From what you can gather, was Steve Rubell, the gay man who co-founded the club with his straight friend Ian Schrager,  happy with his sexuality?
Happy with his sexuality, I can’t speak to. I think he was very much a product of his time and place. He was a lower middle class Jewish kid from Brooklyn in the 50s and 60s, which was not a hospitable environment in which to be a gay man. He lived his life the way many gay people lived their lives at that time – they played it cool or kept it under wraps or told some people but not others. There was no coming out, really, for someone like Steve Rubell or if there was it was an exception to the rule. Studio 54 was in a way Steve’s coming out on the grandest scale imaginable. He was the ringmaster of the most polymorphously perverse sexual place in the history of New York and maybe the world. What a great environment in which to experiment with your sexuality.

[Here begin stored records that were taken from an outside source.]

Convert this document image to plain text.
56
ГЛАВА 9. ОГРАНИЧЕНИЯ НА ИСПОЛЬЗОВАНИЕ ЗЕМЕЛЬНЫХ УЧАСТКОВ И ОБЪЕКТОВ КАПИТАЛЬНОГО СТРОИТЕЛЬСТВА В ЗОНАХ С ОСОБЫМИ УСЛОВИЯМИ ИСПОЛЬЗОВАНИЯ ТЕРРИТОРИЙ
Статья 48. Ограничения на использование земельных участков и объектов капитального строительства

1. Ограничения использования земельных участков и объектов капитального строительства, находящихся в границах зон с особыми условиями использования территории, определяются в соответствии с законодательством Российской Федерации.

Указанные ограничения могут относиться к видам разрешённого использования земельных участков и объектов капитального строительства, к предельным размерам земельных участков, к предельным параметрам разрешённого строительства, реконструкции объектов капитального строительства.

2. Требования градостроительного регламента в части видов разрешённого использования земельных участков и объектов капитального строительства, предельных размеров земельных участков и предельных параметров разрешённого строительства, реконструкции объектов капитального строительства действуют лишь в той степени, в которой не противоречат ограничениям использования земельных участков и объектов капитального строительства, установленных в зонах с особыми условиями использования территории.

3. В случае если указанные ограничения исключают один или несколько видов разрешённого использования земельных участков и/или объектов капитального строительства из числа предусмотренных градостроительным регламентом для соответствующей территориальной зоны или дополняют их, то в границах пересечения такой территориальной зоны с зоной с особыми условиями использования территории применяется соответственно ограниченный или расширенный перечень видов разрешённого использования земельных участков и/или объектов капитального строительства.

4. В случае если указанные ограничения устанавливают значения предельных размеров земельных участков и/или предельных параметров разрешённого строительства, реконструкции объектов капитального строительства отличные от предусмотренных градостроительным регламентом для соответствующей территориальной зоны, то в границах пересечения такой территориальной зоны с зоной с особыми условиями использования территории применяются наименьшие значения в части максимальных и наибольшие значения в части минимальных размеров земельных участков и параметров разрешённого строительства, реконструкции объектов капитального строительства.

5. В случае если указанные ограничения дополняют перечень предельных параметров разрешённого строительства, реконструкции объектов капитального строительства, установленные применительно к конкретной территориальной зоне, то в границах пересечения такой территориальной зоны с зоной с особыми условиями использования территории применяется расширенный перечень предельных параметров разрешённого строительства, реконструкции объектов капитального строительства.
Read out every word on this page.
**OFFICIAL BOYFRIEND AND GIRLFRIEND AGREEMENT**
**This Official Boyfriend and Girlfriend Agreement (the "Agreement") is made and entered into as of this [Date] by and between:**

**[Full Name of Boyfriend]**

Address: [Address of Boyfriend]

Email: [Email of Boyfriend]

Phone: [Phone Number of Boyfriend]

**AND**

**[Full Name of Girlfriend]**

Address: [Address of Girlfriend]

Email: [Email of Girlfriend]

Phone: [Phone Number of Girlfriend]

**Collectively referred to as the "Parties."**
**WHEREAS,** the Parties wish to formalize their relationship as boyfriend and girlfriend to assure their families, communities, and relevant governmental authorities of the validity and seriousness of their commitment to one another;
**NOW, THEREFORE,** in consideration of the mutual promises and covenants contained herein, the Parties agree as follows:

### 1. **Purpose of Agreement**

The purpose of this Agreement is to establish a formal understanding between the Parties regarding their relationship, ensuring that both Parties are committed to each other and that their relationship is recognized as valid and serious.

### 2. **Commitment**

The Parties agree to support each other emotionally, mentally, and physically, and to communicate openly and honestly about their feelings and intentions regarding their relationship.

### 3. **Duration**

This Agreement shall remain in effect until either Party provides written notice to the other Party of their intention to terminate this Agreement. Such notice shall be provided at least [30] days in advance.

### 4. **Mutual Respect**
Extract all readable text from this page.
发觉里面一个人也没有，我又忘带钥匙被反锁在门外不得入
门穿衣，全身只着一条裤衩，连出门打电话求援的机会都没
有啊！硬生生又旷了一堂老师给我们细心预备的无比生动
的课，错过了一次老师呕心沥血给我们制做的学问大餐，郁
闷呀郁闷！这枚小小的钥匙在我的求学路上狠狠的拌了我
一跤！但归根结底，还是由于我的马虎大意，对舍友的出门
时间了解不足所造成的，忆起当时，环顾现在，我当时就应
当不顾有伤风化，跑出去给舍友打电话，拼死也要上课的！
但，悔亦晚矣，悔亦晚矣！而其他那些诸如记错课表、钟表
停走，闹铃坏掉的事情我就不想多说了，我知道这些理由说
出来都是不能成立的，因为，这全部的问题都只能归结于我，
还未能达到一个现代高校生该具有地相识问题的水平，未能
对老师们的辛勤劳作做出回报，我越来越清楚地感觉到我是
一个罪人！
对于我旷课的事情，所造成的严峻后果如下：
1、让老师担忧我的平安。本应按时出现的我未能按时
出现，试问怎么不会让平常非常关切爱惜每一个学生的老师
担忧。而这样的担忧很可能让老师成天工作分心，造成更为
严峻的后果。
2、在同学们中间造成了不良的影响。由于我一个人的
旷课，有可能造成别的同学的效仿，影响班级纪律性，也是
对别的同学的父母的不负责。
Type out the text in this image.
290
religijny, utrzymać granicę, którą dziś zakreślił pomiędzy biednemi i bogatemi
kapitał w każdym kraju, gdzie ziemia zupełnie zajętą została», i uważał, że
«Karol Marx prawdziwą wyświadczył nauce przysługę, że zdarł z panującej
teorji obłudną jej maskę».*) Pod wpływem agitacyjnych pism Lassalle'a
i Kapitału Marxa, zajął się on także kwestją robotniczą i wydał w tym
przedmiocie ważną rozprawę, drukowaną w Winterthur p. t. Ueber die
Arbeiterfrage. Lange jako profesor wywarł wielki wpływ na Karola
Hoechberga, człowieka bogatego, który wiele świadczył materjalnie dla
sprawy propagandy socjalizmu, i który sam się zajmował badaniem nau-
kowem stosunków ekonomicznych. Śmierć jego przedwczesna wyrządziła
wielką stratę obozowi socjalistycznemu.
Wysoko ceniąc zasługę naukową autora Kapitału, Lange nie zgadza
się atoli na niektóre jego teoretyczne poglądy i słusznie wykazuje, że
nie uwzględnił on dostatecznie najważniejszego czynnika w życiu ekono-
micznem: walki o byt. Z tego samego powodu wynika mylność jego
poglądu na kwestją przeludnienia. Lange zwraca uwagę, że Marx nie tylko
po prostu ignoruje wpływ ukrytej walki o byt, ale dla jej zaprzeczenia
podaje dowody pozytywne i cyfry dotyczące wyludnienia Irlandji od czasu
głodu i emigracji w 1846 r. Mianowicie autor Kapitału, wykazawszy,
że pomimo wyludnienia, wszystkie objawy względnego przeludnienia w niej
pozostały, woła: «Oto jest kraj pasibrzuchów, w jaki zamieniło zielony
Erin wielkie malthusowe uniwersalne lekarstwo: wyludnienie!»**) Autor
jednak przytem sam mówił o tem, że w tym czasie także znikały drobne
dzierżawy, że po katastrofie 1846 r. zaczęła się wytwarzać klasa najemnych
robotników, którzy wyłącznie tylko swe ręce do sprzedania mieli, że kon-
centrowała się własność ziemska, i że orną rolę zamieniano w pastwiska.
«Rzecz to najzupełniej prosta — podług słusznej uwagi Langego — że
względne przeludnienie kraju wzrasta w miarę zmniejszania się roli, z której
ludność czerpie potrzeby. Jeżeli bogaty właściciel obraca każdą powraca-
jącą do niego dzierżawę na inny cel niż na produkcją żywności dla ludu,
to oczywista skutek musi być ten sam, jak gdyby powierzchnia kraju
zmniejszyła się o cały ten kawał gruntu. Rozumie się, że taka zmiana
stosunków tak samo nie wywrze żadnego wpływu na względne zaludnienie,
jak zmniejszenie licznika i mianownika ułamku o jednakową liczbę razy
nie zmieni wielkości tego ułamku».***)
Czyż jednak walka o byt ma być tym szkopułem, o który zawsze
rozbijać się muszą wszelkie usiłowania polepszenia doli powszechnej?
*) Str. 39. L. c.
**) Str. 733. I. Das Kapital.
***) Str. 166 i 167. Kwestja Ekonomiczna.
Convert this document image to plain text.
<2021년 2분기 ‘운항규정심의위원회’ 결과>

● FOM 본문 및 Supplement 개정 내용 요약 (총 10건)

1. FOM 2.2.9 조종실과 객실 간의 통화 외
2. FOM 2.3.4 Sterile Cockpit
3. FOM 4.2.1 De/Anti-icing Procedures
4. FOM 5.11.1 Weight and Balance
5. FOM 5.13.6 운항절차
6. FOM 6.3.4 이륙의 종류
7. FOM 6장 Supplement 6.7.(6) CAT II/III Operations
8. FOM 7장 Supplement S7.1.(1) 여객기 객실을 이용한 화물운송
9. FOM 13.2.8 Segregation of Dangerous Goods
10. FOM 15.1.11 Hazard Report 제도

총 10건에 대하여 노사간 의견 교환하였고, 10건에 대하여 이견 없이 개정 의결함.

If you could go back in time to those heady days, who would you most like to rub shoulders with on the dance floor?
I doubt he’d be on the dance floor, but it’d be Andy Warhol. I think he’s the most important artist of the 20th century. From what I understand from people who knew him, he wasn’t much of a conversationalist but even three words that are non-sequiturs would be interesting coming from Warhol.

What do you hope people will take away from seeing the film?
I think people think they know the story of Studio 54 but it’s not just a story of celebrity, sex, drugs and disco, it’s actually a very human story. At its core it’s a love story between two men – one gay and one straight who were best friends. They had a child together and that child was Studio 54. There’s something so moving to me about a relationship that close which produced something so significant and lasting.

You’ve tackled other queer stories like those of designer Valentino and gay pimp Scotty Bowers. What draws you to strong queer themes?
That’s intresting to think about, but I think art and filmmaking and writing are in part journeys of self discovery. I’m very attracted to narratives that have elements of gay culture in them because it’s an important part of everyone’s lives, not only my own, and I think they should be highlighted because often those stories are left to linger in the shadows. I think it’s a very good thing to bring to light.

Studio 54 is now available in cinemas and on demand.